I once was blind, but now I see


I have a heart full of gratitude. I enjoyed my posts two y ears ago around thanksgiving when I posted about my gratitude. It seemed that my life was full of joy. I am not going to wait until Thanksgiving to post about it. This blog has come in handy as when I was trying to fill out Faith's baby book, I reverted back here and found the information I needed. I want to express my love full for my Savior, Family, and dear friends. I know some of you may think I'm getting mushy on you, but this is for me. Here are a few things I have learned:

Jesus physically healed the blind so they could see, he emotionally and spiritually opened my eyes to realize I am worth it.
He healed the sick and afflicted. He has taken away my pain and insecurities.
He served his disciples. He has carried my burdens.
He cast spirits of doubt out, He raised people from the dead. He has helped me through my pit of depression, and low self worth. I have found that TRUE self esteem only comes through Him.
He loved the sinner, not the sin. He has given me hope and peace.
He was cast out by those he grew up with, those who he called friends, beaten, spit upon, and ultimately killed. I've abandoned him, hurt him, and did not trust in him, because I was weak.

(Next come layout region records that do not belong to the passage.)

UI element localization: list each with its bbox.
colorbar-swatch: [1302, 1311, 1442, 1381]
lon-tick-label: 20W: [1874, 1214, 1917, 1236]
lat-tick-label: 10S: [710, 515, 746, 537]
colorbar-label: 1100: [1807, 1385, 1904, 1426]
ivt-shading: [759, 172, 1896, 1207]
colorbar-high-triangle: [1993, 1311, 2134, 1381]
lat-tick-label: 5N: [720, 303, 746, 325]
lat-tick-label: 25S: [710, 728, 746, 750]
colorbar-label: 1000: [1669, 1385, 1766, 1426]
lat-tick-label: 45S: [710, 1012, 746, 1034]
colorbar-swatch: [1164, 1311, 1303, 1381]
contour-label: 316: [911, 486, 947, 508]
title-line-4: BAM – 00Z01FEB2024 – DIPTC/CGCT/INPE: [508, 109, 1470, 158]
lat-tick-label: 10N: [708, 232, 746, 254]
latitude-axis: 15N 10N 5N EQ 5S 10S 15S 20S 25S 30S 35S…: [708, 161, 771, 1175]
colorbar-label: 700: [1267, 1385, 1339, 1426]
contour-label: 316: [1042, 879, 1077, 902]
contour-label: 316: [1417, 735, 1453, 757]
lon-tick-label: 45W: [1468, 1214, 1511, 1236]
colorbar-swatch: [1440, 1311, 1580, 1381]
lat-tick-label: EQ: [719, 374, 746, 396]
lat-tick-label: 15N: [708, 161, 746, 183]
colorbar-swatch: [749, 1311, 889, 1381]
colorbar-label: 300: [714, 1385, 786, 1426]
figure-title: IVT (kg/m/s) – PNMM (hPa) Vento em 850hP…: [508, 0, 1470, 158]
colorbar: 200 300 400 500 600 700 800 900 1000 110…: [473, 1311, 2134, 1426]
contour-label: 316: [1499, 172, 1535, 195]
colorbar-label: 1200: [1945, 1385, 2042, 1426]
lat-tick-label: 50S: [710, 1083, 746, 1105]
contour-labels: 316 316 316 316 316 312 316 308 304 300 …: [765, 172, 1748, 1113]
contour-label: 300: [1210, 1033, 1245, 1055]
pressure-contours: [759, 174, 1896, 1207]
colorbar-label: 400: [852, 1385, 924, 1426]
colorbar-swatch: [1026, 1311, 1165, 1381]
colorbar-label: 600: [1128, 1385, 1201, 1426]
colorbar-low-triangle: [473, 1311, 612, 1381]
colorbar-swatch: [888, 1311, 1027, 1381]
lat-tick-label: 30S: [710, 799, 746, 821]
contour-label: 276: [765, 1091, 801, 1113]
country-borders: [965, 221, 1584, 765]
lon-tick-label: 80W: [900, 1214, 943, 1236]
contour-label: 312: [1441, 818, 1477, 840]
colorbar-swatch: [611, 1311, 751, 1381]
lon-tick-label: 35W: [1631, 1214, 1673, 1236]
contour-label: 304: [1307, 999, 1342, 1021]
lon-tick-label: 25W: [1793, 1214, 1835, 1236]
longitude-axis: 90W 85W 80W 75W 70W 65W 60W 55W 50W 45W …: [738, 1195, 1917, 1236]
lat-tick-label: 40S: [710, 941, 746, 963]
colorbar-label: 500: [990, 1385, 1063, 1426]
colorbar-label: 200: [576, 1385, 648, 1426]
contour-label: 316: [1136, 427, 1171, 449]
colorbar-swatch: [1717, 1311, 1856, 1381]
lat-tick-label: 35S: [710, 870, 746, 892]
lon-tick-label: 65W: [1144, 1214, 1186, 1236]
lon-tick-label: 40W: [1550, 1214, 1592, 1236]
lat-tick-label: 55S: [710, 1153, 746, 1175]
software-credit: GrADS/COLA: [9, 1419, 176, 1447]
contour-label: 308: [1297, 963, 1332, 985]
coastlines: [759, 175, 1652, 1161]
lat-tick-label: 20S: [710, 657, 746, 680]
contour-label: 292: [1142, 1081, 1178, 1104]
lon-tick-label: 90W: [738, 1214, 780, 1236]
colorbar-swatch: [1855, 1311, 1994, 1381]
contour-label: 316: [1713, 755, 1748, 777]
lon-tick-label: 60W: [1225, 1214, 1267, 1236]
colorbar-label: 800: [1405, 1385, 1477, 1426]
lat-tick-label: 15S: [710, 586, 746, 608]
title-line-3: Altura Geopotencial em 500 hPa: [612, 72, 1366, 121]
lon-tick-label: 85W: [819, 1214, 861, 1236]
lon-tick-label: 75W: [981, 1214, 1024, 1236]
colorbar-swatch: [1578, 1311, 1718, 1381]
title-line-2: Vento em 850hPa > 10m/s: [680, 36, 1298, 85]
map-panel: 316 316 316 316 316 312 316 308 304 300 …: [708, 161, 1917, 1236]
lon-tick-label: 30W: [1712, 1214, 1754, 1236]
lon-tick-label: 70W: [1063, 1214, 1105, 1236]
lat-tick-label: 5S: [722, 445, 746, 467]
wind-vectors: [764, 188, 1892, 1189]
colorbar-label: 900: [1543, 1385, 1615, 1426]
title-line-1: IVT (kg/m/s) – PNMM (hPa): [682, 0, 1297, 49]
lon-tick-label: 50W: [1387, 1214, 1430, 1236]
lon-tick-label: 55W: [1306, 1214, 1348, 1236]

He conquered the grave and sting of death that night. He has been here the whole time, by my side. I have learned it is up to me to take his hand and give it to him all- fair or not. He has heard my cries, seen my pain, and has been there the whole time. I felt for so long I had been climbing a mountain with stones in my backpack. I may have let him have one stone, but not until recently have I given him all. Without him, I wouldn't be where I am today. He not only takes away the sins of the world, he takes the pain, injustice, hurt, depression, and so on. He is real. He loves me. He loves You. We ARE God's children. I honestly believe he made EACH of us, not by chance. He wanted You, for You. Knowledge is power.